LeetCode’s challenge of the day on June 15, 2020 (#700) asks us to search a **Binary Search Tree** and return the node where node.val equals the target value.

To understand why the search in a **Binary Search Tree** (BST) is so **highly efficient**, we first need to understand the **characteristics** of it. A **BST** consists of nodes that each contain either **one**, **two,** or **zero** children. A node that contains zero children is called a **Leaf**.

Each node's left child's value is smaller than the node's value, and the right node's value is larger than the node's value. The nodes on the left are smaller than the nodes on the right.

This means that if we're searching for `target: Int = 70`

on a BST with `root.value = 50`

, we know that the range of the right side of the tree is `range(50, Int.max)`

and therefore we can eliminate the whole left side of the tree.
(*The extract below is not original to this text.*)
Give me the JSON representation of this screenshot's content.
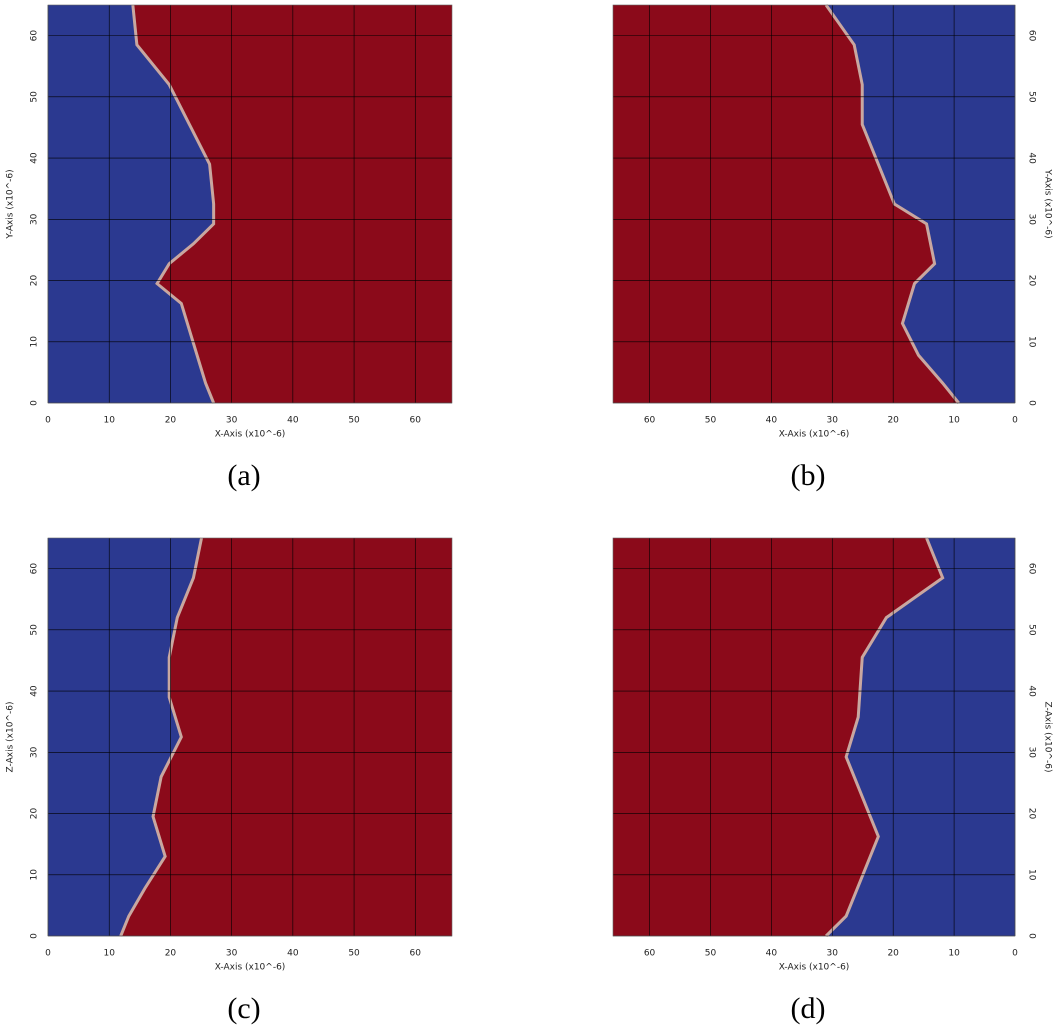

Once we dig further into the tree, we can eliminate huge chunks until we find the node or leaf that is `70`

, or, when we've found that the value doesn't exist.

If `node.val != target`

, while also `node.left > target`

&& `node.right < target`

, then we know that the** target doesn't exist** in the Binary Search Tree.

```
func searchBST(_ root: TreeNode?, _ val: Int) -> TreeNode? {
/**
Without a root, nothing to find.
This is the exist condition of our recursion.
*/
guard let node = root else {
return nil
}
/**
First we need to check if the
node.val is the target value.
*/
if node.val == val {
return node
/**
Next we need to check if the target value is larger
or smaller than node's.val...
*/
} else if node.val > val {
// ... and continue down the recursion ...
return searchBST(node.left, val)
} else {
// ... and pass the proper sub tree.
return searchBST(node.right, val)
}
}
```

### Binary Search

The explained characteristics of a Binary Search Tree make searching it so highly efficient. The time complexity is `O(log n)`

because with every iteration, we're able to cut the work load in half (because we're fully eliminating one side of the sub tree).

Due to the nature of how data in a BST is stored, the search is logically the same approach as **binary searching** an array–and equally as efficient.